Script using aws s3 to delete data older than x days very slow

Hello community,
i try using a script to delete all files that are older than 7 days in my media cache directory in a s3 bucket on storj. However the process is very slow, about one file processed per second (there are currently 80.000 cache files on the bucket).
Is there a faster way to achive the same goal (delete all files older than x days in folder y of bucket z)?

See my script below:

#!/bin/bash

# Usage: ./s3d "bucketname" "7 days"

aws s3 --endpoint-url=https://gateway.storjshare.io ls s3://$1/cache/ --recursive | grep " DIR " -v | while read -r line;
  do
    createDate=`echo $line|awk {'print $1" "$2'}`
    createDate=$(date -d "$createDate" "+%s")
    olderThan=$(date -d "$2 ago" "+%s")
    if [ $createDate -le $olderThan ];
      then
        fileName=`echo $line|awk {'print $4'}`
        if [ $fileName != "" ]
          then
                aws s3 --endpoint-url=https://gateway.storjshare.io rm s3://test1/$fileName
        fi
    fi
  done;

I will be happy for any hints…
Christian

You may actually only improve a deletion, but not search, see example amazon s3 - Most efficient way to batch delete S3 Files - Server Fault

The other way is to do not use S3 interface when you upload your files, uplink CLI allows you to specify an expiration date for each object, and they will be removed automatically.

uplink cp --expires +7d --recursive ./my-files sj://my-bucket
1 Like

Thanks for the reply Alexey, i will have a look at the link to speed up the deletion at least a bit. Currently new objects come in faster than i can delete the expired ones :wink:
The software currently only has one upload script for all files, but some folders need to be persistant and others can flush every x days, so changing to uplink cli will require some more change in software.

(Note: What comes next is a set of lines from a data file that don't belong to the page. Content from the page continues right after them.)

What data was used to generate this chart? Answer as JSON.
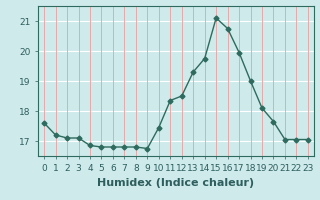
{
  "x": [
    0,
    1,
    2,
    3,
    4,
    5,
    6,
    7,
    8,
    9,
    10,
    11,
    12,
    13,
    14,
    15,
    16,
    17,
    18,
    19,
    20,
    21,
    22,
    23
  ],
  "y": [
    17.6,
    17.2,
    17.1,
    17.1,
    16.85,
    16.8,
    16.8,
    16.8,
    16.8,
    16.75,
    17.45,
    18.35,
    18.5,
    19.3,
    19.75,
    21.1,
    20.75,
    19.95,
    19.0,
    18.1,
    17.65,
    17.05,
    17.05,
    17.05
  ],
  "line_color": "#2e6b5e",
  "marker": "D",
  "marker_size": 2.5,
  "bg_color": "#ceeaea",
  "hgrid_color": "#ffffff",
  "vgrid_color": "#e8a0a0",
  "xlabel": "Humidex (Indice chaleur)",
  "xlabel_fontsize": 8,
  "xlim": [
    -0.5,
    23.5
  ],
  "ylim": [
    16.5,
    21.5
  ],
  "yticks": [
    17,
    18,
    19,
    20,
    21
  ],
  "xtick_labels": [
    "0",
    "1",
    "2",
    "3",
    "4",
    "5",
    "6",
    "7",
    "8",
    "9",
    "10",
    "11",
    "12",
    "13",
    "14",
    "15",
    "16",
    "17",
    "18",
    "19",
    "20",
    "21",
    "22",
    "23"
  ],
  "tick_fontsize": 6.5,
  "linewidth": 1.0
}
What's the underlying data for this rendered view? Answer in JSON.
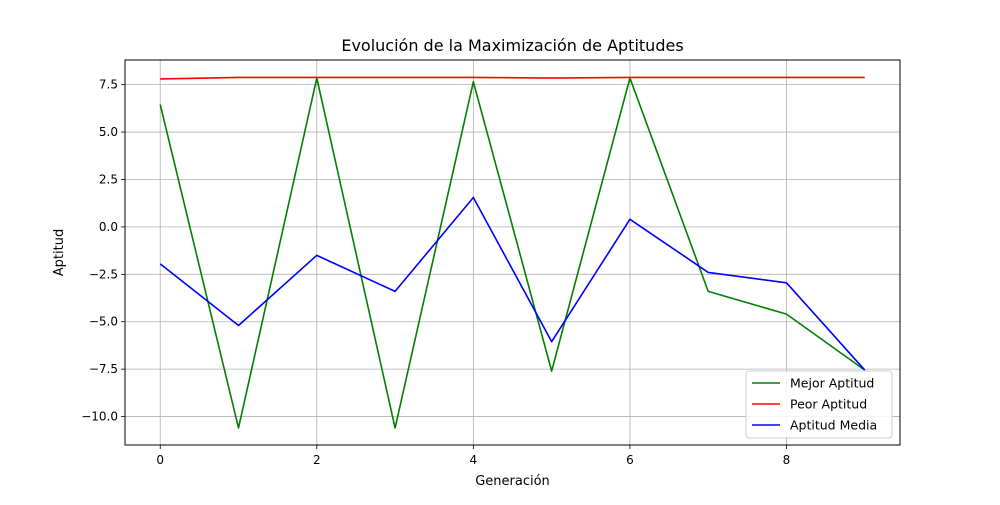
{
  "chart_data": {
    "type": "line",
    "title": "Evolución de la Maximización de Aptitudes",
    "xlabel": "Generación",
    "ylabel": "Aptitud",
    "x": [
      0,
      1,
      2,
      3,
      4,
      5,
      6,
      7,
      8,
      9
    ],
    "xlim": [
      -0.45,
      9.45
    ],
    "ylim": [
      -11.5,
      8.8
    ],
    "xticks": [
      0,
      2,
      4,
      6,
      8
    ],
    "xtick_labels": [
      "0",
      "2",
      "4",
      "6",
      "8"
    ],
    "yticks": [
      -10.0,
      -7.5,
      -5.0,
      -2.5,
      0.0,
      2.5,
      5.0,
      7.5
    ],
    "ytick_labels": [
      "−10.0",
      "−7.5",
      "−5.0",
      "−2.5",
      "0.0",
      "2.5",
      "5.0",
      "7.5"
    ],
    "grid": true,
    "legend_position": "bottom-right",
    "series": [
      {
        "name": "Mejor Aptitud",
        "color": "#008000",
        "values": [
          6.45,
          -10.6,
          7.85,
          -10.6,
          7.65,
          -7.6,
          7.85,
          -3.4,
          -4.6,
          -7.55
        ]
      },
      {
        "name": "Peor Aptitud",
        "color": "#ff0000",
        "values": [
          7.8,
          7.88,
          7.88,
          7.88,
          7.88,
          7.85,
          7.88,
          7.88,
          7.88,
          7.88
        ]
      },
      {
        "name": "Aptitud Media",
        "color": "#0000ff",
        "values": [
          -1.95,
          -5.2,
          -1.5,
          -3.4,
          1.55,
          -6.05,
          0.4,
          -2.4,
          -2.95,
          -7.55
        ]
      }
    ]
  }
}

The scripts from your link are fine, but now i noticed my issue.
There was a webinar on your site which enabled storj for pixelfed and there it was recommended to protect the bucket against deletion

Download : Allowed
Upload : Disallowed
Lists : Disallowed
Deletes : Disallowed

So the script runs but gets

"Errors": [
    {
        "Key": "cache/accounts/headers/109/455/731/601/681/966/original/40da79101b2b9e18.jpg",
        "VersionId": "",
        "Code": "AccessDenied",
        "Message": "Access Denied."
    }

Is there any chance to edit the rights later on or do i need to start from scratch?

Christian

You need to generate a new access grant and/or S3 credentials with allowed deletions (perhaps you also would need a list permission to search objects), and use this access grant/s3 credentials for deletions.
You should use the same encryption phrase, used during upload (as in your first access grant/s3 credentials).
Both credentials will work fine in parallel, you do not need to start from scratch, you only need to use the same encryption phrase, but different access permissions.

2 Likes

neat. i’ll give it a try

1 Like

It works like a charm! Thanks for the hint

2 Likes